Re: Pobiec 10 km w granicach 33 minut
: 10 mar 2017, 07:03
autor: harpaganzwola
25.02 WB 22 km
26.02
BC1 7,5 km
BC1 14 km
27.02 BC1 13 km
BC1 3 km plus WT 80 sek+3X2 min+80 sek
28.02
BC1 11 km
BC1 11 km
1.03
BC1 14,5 km
BC3 ok 6 km tempo ok 3,30/km
2.03
BC1 8,5 km
BC1 11,5 km
3.03
BC1 12,5 km
BC1 11 km
4.03
WB 19 km 86 min
Koniec zgrupowania
od 5 marca tydzień wyluzowania. Mocno jestem zmęczony po 3-tygodniowym mocnym okresie.
6.03
BC1 5,5 km
9.03
BC3 5,33 km 18,00 min
Po zgrupowaniu trochę odczuwam jeszcze ociężałość, dlatego ten trening był dość trudny. Tętno po biegu 180, po minucie 125, czyli ok.
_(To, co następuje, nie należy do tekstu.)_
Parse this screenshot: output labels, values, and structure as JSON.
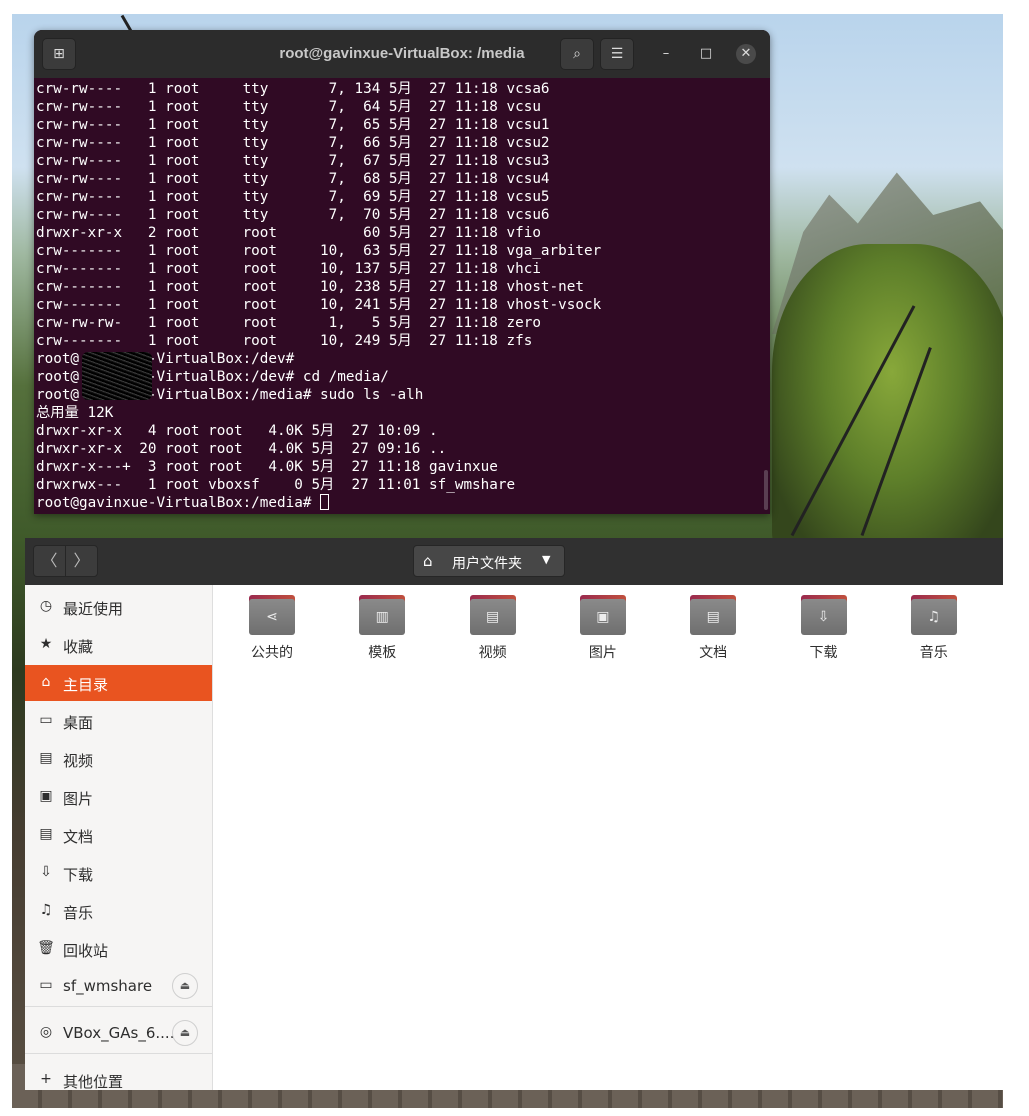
{
  "terminal": {
    "title": "root@gavinxue-VirtualBox: /media",
    "lines": [
      "crw-rw----   1 root     tty       7, 134 5月  27 11:18 vcsa6",
      "crw-rw----   1 root     tty       7,  64 5月  27 11:18 vcsu",
      "crw-rw----   1 root     tty       7,  65 5月  27 11:18 vcsu1",
      "crw-rw----   1 root     tty       7,  66 5月  27 11:18 vcsu2",
      "crw-rw----   1 root     tty       7,  67 5月  27 11:18 vcsu3",
      "crw-rw----   1 root     tty       7,  68 5月  27 11:18 vcsu4",
      "crw-rw----   1 root     tty       7,  69 5月  27 11:18 vcsu5",
      "crw-rw----   1 root     tty       7,  70 5月  27 11:18 vcsu6",
      "drwxr-xr-x   2 root     root          60 5月  27 11:18 vfio",
      "crw-------   1 root     root     10,  63 5月  27 11:18 vga_arbiter",
      "crw-------   1 root     root     10, 137 5月  27 11:18 vhci",
      "crw-------   1 root     root     10, 238 5月  27 11:18 vhost-net",
      "crw-------   1 root     root     10, 241 5月  27 11:18 vhost-vsock",
      "crw-rw-rw-   1 root     root      1,   5 5月  27 11:18 zero",
      "crw-------   1 root     root     10, 249 5月  27 11:18 zfs",
      "root@        -VirtualBox:/dev#",
      "root@        -VirtualBox:/dev# cd /media/",
      "root@        -VirtualBox:/media# sudo ls -alh",
      "总用量 12K",
      "drwxr-xr-x   4 root root   4.0K 5月  27 10:09 .",
      "drwxr-xr-x  20 root root   4.0K 5月  27 09:16 ..",
      "drwxr-x---+  3 root root   4.0K 5月  27 11:18 gavinxue",
      "drwxrwx---   1 root vboxsf    0 5月  27 11:01 sf_wmshare"
    ],
    "prompt": "root@gavinxue-VirtualBox:/media# "
  },
  "files": {
    "back_glyph": "〈",
    "forward_glyph": "〉",
    "path_label": "用户文件夹",
    "sidebar": [
      {
        "icon": "clock-icon",
        "glyph": "◷",
        "label": "最近使用"
      },
      {
        "icon": "star-icon",
        "glyph": "★",
        "label": "收藏"
      },
      {
        "icon": "home-icon",
        "glyph": "⌂",
        "label": "主目录"
      },
      {
        "icon": "desktop-icon",
        "glyph": "▭",
        "label": "桌面"
      },
      {
        "icon": "video-icon",
        "glyph": "▤",
        "label": "视频"
      },
      {
        "icon": "picture-icon",
        "glyph": "▣",
        "label": "图片"
      },
      {
        "icon": "document-icon",
        "glyph": "▤",
        "label": "文档"
      },
      {
        "icon": "download-icon",
        "glyph": "⇩",
        "label": "下载"
      },
      {
        "icon": "music-icon",
        "glyph": "♫",
        "label": "音乐"
      },
      {
        "icon": "trash-icon",
        "glyph": "🗑",
        "label": "回收站"
      },
      {
        "icon": "drive-icon",
        "glyph": "▭",
        "label": "sf_wmshare"
      },
      {
        "icon": "disc-icon",
        "glyph": "◎",
        "label": "VBox_GAs_6...."
      },
      {
        "icon": "plus-icon",
        "glyph": "+",
        "label": "其他位置"
      }
    ],
    "folders": [
      {
        "icon": "share-icon",
        "glyph": "⋖",
        "label": "公共的"
      },
      {
        "icon": "template-icon",
        "glyph": "▥",
        "label": "模板"
      },
      {
        "icon": "video-icon",
        "glyph": "▤",
        "label": "视频"
      },
      {
        "icon": "picture-icon",
        "glyph": "▣",
        "label": "图片"
      },
      {
        "icon": "document-icon",
        "glyph": "▤",
        "label": "文档"
      },
      {
        "icon": "download-icon",
        "glyph": "⇩",
        "label": "下载"
      },
      {
        "icon": "music-icon",
        "glyph": "♫",
        "label": "音乐"
      }
    ],
    "active_index": 2
  },
  "colors": {
    "terminal_bg": "#300a24",
    "accent": "#e95420",
    "titlebar": "#2c2c2c"
  }
}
Re: Pobiec 10 km w granicach 33 minut
: 11 mar 2017, 21:23
autor: harpaganzwola
10.03
BC1 6 km
BC1 10 km plus Rytmy 10x100 m
11.03
BC1 4 km plus SB: 6X130 m skip A, 4X130 m wieloskok (ok 66-70 kroków) plus PG 2X130 m oraz 3X150 m. Tempo ok 20 sek/100m, a więc szybko.
Wieczorem BC1 10,5 km po 4,40/km
Re: Pobiec 10 km w granicach 33 minut
: 12 mar 2017, 20:10
autor: harpaganzwola
12.03
BC2 12 km 45.06 min (3.45/km)
Bardzo cięzko mi się to biegło po wczorajszej sile. Bolały mnie mięśnie nie tylko nóg ale i grzbietu (po wieloskokach). Dlatego wiem, że siła jest bardzo ważna i mało nie doceniana przez innych. Zresztą sam wymiguję się od tego treningu bo to naprawdę ciężki trening psychiczny.
Tydzień 27.02-5.03 kończę na 66 km. To był tydzień wyluzowania. Poprzednio biegałem odpowiednio 95, 111, 128 km.